After that, the three little kittens (via MGM mockery) show up and dance a little, then another vision-impaired trio of mice (before they were mouseketeers) show up and snack on the cheese that was set up behind them. Finally, the true showstoppers that arrived were the ten little indians...and they had to have been making Cleveland dance along with the King Cole Club crowd. The crowd could not take it anymore as soon as King Cole started dancing and indian-chanting. Bo Peep sure had a ball dancing on Cole's belly! Even Mother Hubbard spun Cole like a top into the fountain.

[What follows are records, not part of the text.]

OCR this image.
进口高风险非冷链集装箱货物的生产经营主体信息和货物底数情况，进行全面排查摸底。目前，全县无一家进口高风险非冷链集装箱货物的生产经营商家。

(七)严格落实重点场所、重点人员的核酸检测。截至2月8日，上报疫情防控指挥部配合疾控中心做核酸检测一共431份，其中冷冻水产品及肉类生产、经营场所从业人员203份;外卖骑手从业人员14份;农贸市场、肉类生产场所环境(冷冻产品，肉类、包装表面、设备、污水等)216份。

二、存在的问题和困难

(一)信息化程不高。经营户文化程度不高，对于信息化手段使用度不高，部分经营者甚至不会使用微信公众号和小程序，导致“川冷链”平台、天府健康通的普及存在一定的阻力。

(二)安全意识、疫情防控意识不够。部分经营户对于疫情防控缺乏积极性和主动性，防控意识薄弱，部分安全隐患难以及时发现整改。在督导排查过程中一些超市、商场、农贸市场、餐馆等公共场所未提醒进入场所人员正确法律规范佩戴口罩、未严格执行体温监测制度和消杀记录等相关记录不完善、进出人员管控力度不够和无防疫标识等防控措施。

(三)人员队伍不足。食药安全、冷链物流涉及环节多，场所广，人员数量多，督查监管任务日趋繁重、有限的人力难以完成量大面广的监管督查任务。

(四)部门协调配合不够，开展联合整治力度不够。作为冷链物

As Cole was about to dance again, the bedlam was suddenly put to a halt as Pandora's Box exploded...and a grandfather clock appeared with the three most influential mice of the cartoon. Hickory Dickory had "docked" the party by showing that it was midnight. So, the party was over and everyone headed home, thanking Cole on their way out. After everyone left, Cole make his good-night proclamation, and he closed up shop by closing his castle...and the book as the cartoon ended...but not without leaving the milk bottle out for the morning milkman.

If there was no such thing as Hickory Dickory Dock to enforce a curfew on the party, would the characters be still partying or would they all have passed out by now? I wouldn't be Humpty Dumpty in either case.